La CCJA est compétente, dès lors que le pourvoi soumis à la Cour suprême nationale était relatif à
une location-gérance, matière relevant de l'AUDCG et que, par ailleurs, la demanderesse a
effectivement soulevé l'incompétence de la juridiction nationale, qui s'est déclarée compétente à tort,
exposant ainsi son arrêt à l'annulation.

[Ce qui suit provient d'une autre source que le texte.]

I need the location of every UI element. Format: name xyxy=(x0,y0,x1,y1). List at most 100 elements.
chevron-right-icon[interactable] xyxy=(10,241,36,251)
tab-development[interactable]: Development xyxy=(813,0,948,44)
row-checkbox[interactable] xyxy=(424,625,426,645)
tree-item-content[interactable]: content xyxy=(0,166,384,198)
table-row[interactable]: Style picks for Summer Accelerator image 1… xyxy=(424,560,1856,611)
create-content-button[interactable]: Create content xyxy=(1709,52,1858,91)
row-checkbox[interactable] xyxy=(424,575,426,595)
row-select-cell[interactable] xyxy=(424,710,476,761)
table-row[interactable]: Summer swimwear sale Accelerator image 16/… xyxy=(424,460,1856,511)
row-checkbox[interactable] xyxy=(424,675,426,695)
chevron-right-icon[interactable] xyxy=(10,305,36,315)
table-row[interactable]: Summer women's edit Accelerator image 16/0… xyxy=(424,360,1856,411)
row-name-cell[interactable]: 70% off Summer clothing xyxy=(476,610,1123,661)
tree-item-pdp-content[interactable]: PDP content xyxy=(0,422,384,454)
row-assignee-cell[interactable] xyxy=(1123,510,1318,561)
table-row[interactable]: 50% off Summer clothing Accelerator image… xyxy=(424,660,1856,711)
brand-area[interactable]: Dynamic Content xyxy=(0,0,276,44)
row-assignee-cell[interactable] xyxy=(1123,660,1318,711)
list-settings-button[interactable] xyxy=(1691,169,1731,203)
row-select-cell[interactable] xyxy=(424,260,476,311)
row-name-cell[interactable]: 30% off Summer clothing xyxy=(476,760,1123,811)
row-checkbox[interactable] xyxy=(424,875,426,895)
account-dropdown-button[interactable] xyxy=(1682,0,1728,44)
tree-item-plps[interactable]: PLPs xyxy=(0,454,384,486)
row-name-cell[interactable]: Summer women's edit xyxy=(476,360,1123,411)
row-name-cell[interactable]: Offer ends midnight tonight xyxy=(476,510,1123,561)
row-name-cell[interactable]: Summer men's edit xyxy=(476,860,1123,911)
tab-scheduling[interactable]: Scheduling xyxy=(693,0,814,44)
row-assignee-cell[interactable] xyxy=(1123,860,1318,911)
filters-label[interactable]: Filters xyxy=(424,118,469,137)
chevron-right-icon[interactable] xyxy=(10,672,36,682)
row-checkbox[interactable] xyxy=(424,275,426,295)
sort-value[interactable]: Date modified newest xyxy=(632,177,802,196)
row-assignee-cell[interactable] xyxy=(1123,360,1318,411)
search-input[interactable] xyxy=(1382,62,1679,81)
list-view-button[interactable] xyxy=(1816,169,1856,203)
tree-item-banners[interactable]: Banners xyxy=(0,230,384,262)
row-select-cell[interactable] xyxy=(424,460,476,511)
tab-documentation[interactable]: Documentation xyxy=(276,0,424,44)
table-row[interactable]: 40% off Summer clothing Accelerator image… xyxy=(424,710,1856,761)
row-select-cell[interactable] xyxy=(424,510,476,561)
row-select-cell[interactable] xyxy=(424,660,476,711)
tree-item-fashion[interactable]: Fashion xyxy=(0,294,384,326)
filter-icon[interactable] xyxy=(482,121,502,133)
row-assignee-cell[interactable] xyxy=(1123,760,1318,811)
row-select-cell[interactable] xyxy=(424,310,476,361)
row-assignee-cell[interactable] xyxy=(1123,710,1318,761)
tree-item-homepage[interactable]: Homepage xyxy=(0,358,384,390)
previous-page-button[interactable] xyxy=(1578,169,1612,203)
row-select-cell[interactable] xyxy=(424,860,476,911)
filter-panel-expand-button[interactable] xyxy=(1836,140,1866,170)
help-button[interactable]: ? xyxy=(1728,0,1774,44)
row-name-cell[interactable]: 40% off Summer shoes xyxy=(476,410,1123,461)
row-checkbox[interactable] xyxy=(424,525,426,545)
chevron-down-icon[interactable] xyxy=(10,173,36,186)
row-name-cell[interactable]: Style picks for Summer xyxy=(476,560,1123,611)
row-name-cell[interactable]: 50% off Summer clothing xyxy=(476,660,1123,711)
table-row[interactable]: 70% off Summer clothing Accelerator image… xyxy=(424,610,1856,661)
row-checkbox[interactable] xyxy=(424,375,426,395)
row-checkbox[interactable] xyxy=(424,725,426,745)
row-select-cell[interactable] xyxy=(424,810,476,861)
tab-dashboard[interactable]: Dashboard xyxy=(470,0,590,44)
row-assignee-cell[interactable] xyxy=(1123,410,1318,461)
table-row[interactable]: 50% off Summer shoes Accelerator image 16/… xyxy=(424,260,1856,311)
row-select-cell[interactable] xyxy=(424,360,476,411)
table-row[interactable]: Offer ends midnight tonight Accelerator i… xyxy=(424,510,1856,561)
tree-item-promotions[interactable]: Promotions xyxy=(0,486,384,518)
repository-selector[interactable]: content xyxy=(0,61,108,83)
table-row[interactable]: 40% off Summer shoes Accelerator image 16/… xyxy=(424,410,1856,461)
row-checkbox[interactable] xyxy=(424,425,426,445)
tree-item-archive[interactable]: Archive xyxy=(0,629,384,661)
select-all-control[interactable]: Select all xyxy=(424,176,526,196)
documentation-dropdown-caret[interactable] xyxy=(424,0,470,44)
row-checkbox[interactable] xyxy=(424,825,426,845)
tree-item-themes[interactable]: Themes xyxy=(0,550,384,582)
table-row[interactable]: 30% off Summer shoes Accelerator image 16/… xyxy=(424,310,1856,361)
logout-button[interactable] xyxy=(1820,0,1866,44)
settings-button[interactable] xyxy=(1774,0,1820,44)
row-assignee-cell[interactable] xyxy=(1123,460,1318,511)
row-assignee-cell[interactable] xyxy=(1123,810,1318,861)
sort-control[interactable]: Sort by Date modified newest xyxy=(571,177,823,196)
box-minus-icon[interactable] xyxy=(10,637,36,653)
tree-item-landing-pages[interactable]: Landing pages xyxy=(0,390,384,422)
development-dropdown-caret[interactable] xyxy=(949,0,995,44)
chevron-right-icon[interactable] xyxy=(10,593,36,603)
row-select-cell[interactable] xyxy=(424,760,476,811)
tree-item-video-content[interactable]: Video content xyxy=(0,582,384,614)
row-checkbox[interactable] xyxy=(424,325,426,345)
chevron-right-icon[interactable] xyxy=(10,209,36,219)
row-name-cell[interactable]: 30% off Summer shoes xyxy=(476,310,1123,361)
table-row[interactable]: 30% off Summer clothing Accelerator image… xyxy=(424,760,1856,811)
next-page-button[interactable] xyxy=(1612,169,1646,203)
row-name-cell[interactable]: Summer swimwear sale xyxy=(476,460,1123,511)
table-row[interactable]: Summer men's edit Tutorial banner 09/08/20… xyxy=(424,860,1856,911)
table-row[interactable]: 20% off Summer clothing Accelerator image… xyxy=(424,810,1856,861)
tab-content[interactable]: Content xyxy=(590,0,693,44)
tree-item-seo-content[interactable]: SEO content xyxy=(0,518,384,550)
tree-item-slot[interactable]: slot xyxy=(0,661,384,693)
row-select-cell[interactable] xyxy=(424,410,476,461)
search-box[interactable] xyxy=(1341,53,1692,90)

L'arrêt attaqué doit être déclaré nul et non avenu (CCJA, 2 e ch.,
n° 181, 17-12-2015 : Corlay SA Côte d'Ivoire c/ AYAMEL Moustapha, Ohadata J-16-174).
Dans le même sens :
- et jugeant que nonobstant le terme impropre de « cassation » employé par la requérante, il y a lieu
de considérer le recours fondé expressément sur les dispositions de l'article 18 du traité OHADA
comme étant en réalité un recours en annulation (CCJA, 3 e ch., n° 078, 28-4-2016 : Société Civile de
Patrimoine AZUR c/ SDV-SAGA CI devenue Bolloré Africa Logistics Côte d'Ivoire, Ohadata J-17-26) ;
- pour une indemnité d'occupation (CCJA, 1e ch., n° 040, 22-2-2018 : SCI M & c/ SDTM-CI) ;
- et jugeant qu'il importe peu que le litige en l'espèce ait concerné un bail conclu avant l'entrée en
vigueur de l'AUDCG, dès lors que le jugement infirmé par l'arrêt d'appel au sujet duquel la juridiction
nationale de cassation a statué a notamment fait application des dispositions des articles 99 et 101 de
l'AUDCG, indiquant indiscutablement que l'affaire soulevait des questions relatives à l'application d'un
Acte uniforme au sens de l'article 14 al. 3 du traité, et relevait en conséquence de la compétence
matérielle exclusive de la CCJA, à laquelle les parties ne peuvent pas renoncer (CCJA, 3e ch., n°
162, 13-7-2017 : Epoux Kalot c/ Ayants droit de feu Boumerhy Antoine) ;

Obs. : même si ce n'est pas précisé, il est possible, comme c'est souvent le cas, que le bail, qui a pu se poursuivre et soit
devenu un bail à durée déterminée dont la résiliation est régie par l'AUDCG après son entrée en vigueur.
- sur la résiliation d'un bail professionnel et l'expulsion du preneur (CCJA, 3 e ch., n° 166, 18-10-2018 :
Sylla Mamadou c/ N'Golofoungo Ali Coulibaly).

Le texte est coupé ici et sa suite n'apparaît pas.